In the past, however, Washington took a "peace dividend" following a period where it had mobilized for war. The long war from Iraq to Afghanistan was largely fought with a peacetime budget and a peacetime force. In fact, what we are spending in total on defense now (only about 4 percent of GDP) is what should have been average defense spending for the last 20 years. In short, Washington is planning on subtracting a "peace dividend" from an already peacetime military.
Cutting back on defense couldn't come at a worse time. Like Detroit, the military has spiraling manpower costs and its modernization demands are growing at an unprecedented rate, with many ships, planes and tanks that are older than their crews. The difference is that Detroit got into trouble because of bad businesses practices. The armed forces are in trouble because when the Cold War ended, Washington under-funded the military and shrunk its size too much to cope with the troubles of the post-Cold War world.

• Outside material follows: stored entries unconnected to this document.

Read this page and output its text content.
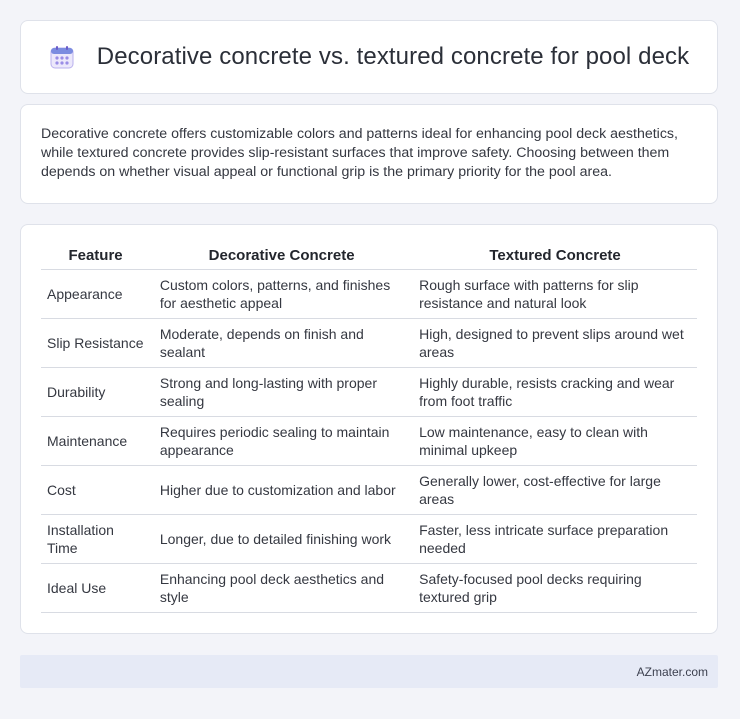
Decorative concrete vs. textured concrete for pool deck

Decorative concrete offers customizable colors and patterns ideal for enhancing pool deck aesthetics, while textured concrete provides slip-resistant surfaces that improve safety. Choosing between them depends on whether visual appeal or functional grip is the primary priority for the pool area.

Feature		Decorative Concrete		Textured Concrete
Appearance		Custom colors, patterns, and finishes for aesthetic appeal		Rough surface with patterns for slip resistance and natural look
Slip Resistance		Moderate, depends on finish and sealant		High, designed to prevent slips around wet areas
Durability		Strong and long-lasting with proper sealing		Highly durable, resists cracking and wear from foot traffic
Maintenance		Requires periodic sealing to maintain appearance		Low maintenance, easy to clean with minimal upkeep
Cost		Higher due to customization and labor		Generally lower, cost-effective for large areas
Installation Time		Longer, due to detailed finishing work		Faster, less intricate surface preparation needed
Ideal Use		Enhancing pool deck aesthetics and style		Safety-focused pool decks requiring textured grip
AZmater.com
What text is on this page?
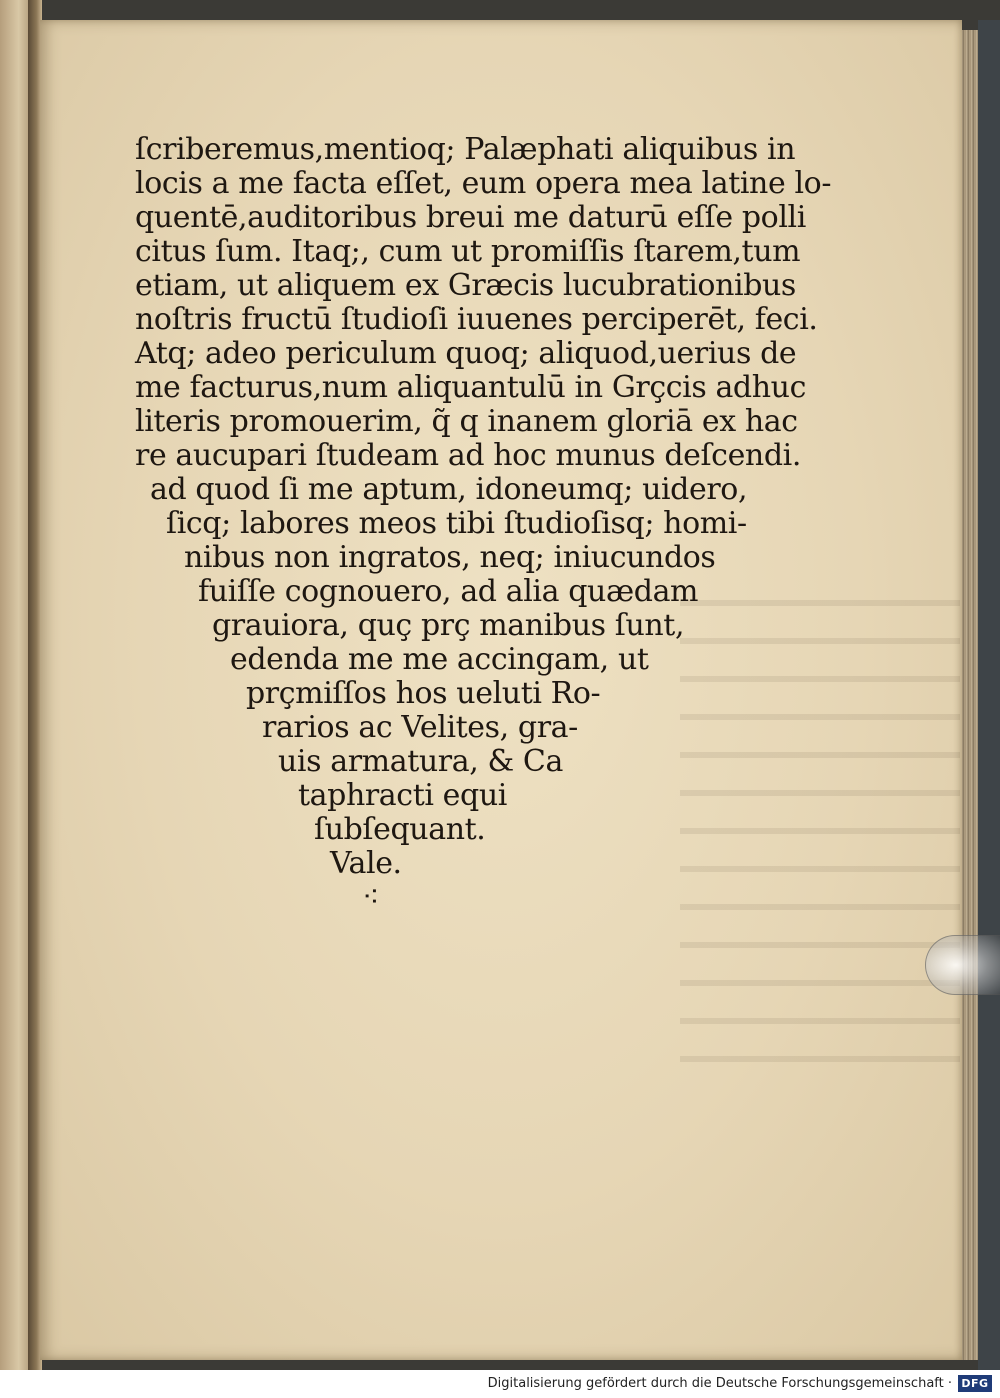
ſcriberemus,mentioq; Palæphati aliquibus in
locis a me facta eſſet, eum opera mea latine lo-
quentē,auditoribus breui me daturū eſſe polli
citus ſum. Itaq;, cum ut promiſſis ſtarem,tum
etiam, ut aliquem ex Græcis lucubrationibus
noſtris fructū ſtudioſi iuuenes perciperēt, feci.
Atq; adeo periculum quoq; aliquod,uerius de
me facturus,num aliquantulū in Grçcis adhuc
literis promouerim, q̃ q inanem gloriā ex hac
re aucupari ſtudeam ad hoc munus deſcendi.
ad quod ſi me aptum, idoneumq; uidero,
ſicq; labores meos tibi ſtudioſisq; homi-
nibus non ingratos, neq; iniucundos
fuiſſe cognouero, ad alia quædam
grauiora, quç prç manibus ſunt,
edenda me me accingam, ut
prçmiſſos hos ueluti Ro-
rarios ac Velites, gra-
uis armatura, & Ca
taphracti equi
ſubſequant.
Vale.
⁖
Digitalisierung gefördert durch die Deutsche Forschungsgemeinschaft · DFG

Now there is a serious danger that the men and women of today's force will become a "hollow military," lacking adequate numbers, sufficient training and properly maintained equipment to get the job done and bring the troops back safe.
Obama was right when he declared, "We are not, as a nation, going to be able to just keep on printing money. So at some point, we're also going to have to make some long-term decisions in terms of fiscal responsibility." But, in pushing for a Godzilla-size stimulus, he would be taking a bad situation and making it much worse.
Governments don't create wealth out of thin air. Washington's stimulus plan would use new spending and taxes to redistribute existing income. It also would balloon the deficit and starve legitimate government enterprises such as, oh, "providing for the common defense." Turning the armed forces into Chrysler could wind up the pitiful legacy of the new administration.
James Jay Carafano is a senior fellow at The Heritage Foundation and the author of GI Ingenuity: Improvisation, Technology and Winning World War II.